В главном доме тоже обустроили комнату для больного — тёмную, плотно занавешенную… Господин Клаудиус при том роковом падении больно вывихнул себе руку. Кроме того, едкий дым и слепящее пламя привели к воспалению глаз, да такому сильному, что врачи вначале опасались худшего. Я неописуемо страдала, потому что мне нельзя было видеть его. Но когда доктора выгоняли меня из комнаты отца на улицу, чтобы я глотнула свежего воздуха, я бежала в главный дом и не успокаивалась до тех пор, пока не выходила фройляйн Флиднер и не рассказывала мне лично о состоянии больного… Среди своих страданий он не забыл про Леонору. Подоконники и столы в моей комнате превратились в клумбы фиалок, ландышей и гиацинтов — при входе в комнату меня окатывала волна весенних запахов… Придворный врач шутил, что вересковая принцесса в ближайшее время умрёт поэтической смертью от цветочных ароматов, а старый Шефер, усмехаясь, рассказывал мне, что в теплице стало пусто, как в пустыне, отчего старший садовник ходит со зверским лицом… Фрау Хелльдорф, врачи, сиделка, все, кто хотел проветриться от пропитанного лекарствами воздуха больничной палаты, сбегали в мою роскошно украшенную комнату; только один человек смотрел на неё неодобрительно, и это была моя тётя Кристина.

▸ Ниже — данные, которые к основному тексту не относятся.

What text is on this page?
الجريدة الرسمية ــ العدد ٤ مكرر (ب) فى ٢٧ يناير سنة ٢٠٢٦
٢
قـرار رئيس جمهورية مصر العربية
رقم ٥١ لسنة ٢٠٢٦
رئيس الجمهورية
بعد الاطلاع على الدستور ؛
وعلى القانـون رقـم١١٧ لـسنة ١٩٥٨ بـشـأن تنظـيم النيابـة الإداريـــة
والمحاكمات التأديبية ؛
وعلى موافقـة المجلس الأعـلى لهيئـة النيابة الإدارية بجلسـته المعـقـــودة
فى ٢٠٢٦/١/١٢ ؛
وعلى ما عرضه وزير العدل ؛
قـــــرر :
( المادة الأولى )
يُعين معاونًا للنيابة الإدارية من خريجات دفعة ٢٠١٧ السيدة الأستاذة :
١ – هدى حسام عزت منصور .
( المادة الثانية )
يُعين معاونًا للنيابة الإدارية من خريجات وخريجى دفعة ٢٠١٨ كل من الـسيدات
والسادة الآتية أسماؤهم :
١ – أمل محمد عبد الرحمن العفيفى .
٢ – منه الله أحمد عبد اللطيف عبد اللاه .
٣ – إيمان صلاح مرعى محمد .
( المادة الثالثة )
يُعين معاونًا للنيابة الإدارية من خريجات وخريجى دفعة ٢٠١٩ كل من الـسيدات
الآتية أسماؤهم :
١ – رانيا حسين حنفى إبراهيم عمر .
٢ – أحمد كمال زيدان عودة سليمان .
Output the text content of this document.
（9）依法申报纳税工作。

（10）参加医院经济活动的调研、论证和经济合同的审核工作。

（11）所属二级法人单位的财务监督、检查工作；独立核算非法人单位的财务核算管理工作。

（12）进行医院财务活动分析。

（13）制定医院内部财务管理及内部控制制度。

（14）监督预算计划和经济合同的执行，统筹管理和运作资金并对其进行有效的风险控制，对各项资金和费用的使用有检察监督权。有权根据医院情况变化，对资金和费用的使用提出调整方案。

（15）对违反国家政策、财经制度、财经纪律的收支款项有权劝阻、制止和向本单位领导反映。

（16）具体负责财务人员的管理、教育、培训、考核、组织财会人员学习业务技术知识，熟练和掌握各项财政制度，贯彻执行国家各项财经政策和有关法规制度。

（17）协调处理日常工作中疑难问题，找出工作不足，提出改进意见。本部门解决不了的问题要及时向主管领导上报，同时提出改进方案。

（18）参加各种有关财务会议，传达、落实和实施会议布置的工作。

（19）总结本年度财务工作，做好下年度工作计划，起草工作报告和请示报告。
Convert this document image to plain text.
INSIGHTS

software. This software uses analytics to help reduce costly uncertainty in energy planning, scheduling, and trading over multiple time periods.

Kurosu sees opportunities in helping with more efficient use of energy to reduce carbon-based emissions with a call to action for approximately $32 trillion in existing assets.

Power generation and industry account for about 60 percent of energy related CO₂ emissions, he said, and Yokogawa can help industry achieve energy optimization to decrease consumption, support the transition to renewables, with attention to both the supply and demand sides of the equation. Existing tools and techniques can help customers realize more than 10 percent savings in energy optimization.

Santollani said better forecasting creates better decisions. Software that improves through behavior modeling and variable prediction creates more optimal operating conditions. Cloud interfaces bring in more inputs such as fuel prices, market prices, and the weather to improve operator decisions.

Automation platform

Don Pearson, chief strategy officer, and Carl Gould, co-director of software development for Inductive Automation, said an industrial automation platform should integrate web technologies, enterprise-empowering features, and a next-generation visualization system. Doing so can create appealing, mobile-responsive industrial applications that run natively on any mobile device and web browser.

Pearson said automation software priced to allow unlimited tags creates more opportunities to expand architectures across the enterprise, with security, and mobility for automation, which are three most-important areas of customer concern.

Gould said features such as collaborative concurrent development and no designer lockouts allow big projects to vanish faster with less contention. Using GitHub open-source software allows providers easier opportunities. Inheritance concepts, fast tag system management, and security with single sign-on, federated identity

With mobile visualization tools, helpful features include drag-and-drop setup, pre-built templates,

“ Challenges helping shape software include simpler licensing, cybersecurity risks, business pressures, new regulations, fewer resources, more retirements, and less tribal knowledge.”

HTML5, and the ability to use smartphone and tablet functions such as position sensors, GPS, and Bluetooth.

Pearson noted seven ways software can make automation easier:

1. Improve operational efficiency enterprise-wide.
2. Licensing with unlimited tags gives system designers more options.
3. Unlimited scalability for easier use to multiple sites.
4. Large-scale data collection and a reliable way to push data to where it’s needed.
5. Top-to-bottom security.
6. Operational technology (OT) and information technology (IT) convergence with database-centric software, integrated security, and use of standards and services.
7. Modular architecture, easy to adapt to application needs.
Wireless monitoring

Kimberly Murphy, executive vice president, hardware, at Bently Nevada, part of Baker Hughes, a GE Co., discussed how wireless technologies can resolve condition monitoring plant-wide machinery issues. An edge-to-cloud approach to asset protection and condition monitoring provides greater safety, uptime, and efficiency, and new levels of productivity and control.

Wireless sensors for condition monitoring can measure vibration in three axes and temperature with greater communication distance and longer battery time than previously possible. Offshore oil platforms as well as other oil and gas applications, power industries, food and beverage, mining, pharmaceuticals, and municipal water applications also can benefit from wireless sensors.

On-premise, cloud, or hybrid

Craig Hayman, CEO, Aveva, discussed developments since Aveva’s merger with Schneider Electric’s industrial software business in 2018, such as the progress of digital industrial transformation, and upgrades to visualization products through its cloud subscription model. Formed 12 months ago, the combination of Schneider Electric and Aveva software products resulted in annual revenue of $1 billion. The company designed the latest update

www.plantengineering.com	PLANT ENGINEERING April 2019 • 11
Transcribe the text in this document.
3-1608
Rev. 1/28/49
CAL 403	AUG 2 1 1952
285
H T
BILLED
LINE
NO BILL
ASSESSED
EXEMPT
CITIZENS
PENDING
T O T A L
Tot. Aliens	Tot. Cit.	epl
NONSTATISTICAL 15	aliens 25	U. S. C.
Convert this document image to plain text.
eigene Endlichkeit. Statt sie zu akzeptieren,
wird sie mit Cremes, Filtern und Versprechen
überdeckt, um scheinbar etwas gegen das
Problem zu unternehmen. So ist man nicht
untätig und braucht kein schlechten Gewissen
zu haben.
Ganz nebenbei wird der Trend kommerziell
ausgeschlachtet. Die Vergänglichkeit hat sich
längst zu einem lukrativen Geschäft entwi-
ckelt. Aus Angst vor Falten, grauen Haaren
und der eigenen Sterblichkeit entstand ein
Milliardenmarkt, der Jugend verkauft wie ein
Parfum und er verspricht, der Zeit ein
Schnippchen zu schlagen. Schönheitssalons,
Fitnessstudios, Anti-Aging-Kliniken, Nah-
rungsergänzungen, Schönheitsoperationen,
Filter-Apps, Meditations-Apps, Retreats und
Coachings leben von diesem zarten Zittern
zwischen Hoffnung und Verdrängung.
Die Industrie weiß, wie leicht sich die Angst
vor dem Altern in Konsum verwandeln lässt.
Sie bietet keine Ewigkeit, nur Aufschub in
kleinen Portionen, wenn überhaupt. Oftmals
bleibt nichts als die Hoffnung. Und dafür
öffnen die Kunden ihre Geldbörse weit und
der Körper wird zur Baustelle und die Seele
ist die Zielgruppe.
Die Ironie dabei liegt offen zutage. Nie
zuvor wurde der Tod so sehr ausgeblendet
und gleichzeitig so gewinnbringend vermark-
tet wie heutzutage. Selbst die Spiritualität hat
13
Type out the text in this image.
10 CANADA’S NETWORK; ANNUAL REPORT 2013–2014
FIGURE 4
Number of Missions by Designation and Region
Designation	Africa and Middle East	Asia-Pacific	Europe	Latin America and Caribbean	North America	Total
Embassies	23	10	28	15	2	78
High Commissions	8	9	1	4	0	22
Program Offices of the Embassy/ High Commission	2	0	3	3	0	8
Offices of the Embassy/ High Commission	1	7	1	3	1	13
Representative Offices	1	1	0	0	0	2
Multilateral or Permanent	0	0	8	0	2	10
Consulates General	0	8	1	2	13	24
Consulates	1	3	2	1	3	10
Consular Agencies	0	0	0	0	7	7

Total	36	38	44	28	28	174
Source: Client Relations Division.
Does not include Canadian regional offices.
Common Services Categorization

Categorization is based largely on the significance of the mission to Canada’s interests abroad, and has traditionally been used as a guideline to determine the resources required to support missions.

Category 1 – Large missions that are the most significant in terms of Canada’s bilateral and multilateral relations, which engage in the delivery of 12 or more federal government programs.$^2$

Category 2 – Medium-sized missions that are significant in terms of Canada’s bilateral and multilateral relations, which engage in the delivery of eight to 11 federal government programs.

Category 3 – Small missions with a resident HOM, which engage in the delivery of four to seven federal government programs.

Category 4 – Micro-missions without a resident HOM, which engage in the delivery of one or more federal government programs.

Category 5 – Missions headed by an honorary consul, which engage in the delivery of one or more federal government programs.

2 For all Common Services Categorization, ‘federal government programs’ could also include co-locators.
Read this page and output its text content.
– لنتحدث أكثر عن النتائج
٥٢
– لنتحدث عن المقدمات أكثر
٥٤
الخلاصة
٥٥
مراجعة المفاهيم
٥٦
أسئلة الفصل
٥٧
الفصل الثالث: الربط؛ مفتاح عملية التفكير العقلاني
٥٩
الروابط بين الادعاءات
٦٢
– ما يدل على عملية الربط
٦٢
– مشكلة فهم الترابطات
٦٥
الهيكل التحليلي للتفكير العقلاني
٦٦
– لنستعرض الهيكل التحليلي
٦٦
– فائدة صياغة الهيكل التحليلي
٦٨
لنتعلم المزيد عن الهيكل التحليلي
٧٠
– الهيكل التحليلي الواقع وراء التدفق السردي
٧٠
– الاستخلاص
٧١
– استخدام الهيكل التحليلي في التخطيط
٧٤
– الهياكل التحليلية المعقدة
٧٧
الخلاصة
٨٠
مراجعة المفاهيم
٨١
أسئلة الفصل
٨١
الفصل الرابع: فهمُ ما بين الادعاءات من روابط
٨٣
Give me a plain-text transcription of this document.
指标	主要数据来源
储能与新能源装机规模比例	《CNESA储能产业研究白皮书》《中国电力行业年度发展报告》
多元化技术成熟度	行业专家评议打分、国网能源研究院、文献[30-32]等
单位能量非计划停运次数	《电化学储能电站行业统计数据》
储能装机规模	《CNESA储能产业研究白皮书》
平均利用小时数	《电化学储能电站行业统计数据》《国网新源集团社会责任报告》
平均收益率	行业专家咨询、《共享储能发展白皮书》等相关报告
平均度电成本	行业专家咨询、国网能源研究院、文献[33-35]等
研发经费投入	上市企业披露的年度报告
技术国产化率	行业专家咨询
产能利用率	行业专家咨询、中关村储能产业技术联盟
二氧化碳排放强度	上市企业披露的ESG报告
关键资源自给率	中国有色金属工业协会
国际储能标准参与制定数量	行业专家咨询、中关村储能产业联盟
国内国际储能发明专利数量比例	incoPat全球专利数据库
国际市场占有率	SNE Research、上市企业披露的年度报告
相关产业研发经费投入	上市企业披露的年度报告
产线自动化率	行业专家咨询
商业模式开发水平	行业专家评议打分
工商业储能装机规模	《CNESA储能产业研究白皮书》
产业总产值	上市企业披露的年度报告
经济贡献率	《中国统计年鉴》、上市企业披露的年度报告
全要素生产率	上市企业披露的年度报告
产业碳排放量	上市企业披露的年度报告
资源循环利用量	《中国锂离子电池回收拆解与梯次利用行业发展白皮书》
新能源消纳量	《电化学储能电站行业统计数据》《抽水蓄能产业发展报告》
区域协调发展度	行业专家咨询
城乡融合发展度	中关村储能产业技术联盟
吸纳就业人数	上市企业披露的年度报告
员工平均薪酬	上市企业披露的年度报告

Пока отец был без сознания, она ежедневно приходила навестить меня. При звуке её лёгких, порхающих шагов я начинала дрожать, потому что её первое появление у постели больного глубоко меня потрясло. Грациозно повернув свою красивую голову, она поглядела на запавшее лицо больного и прошептала:
— Дитя, готовься к худшему — он скоро встретит свой конец.
С этой минуты я стала её бояться; но когда она однажды появилась в моей комнате, во мне пробудилась неприязнь и злоба по отношению к ней.
— Боже, как чудесно! — вскричала она и захлопала в свои розовые ладоши. — Сердечко моё, у тебя, видимо, полно денег на булавки, если ты можешь позволить себе такую неслыханную роскошь!
— Я цветы не покупала — господин Клаудиус велел украсить комнату, — сказала я оскорблённо. — Я — и роскошь!
Она взвилась, и я в первый раз увидела, что взгляд этих прекрасных, мягких глаз может быть острым как бритва.
— Это твоя комната, Леонора? — спросила она резко.
Я подтвердила.
— Ах, дитя, тогда это заблуждение с твоей стороны! Ну-ну, это совершенно простительно, ты всего лишь ребёнок! — сказала она, добродушно улыбаясь, и шутливо погладила меня по щеке своим бархатным пальчиком. — Я смотрю, старый Шефер совсем помешался на цветах — он забил ими твою комнату так, что можно задохнуться! Ах, озорница, ты, по-моему, ходишь у него в любимицах!.. Такому мужчине, как господин Клаудиус, такому серьёзному, погружённому в своё несчастливое прошлое человеку — я знаю это от тебя и фрау Хелльдорф — не придёт, конечно, в голову осыпать дарами своих оранжерей скромного — не обижайся, мышка — миниатюрного подростка.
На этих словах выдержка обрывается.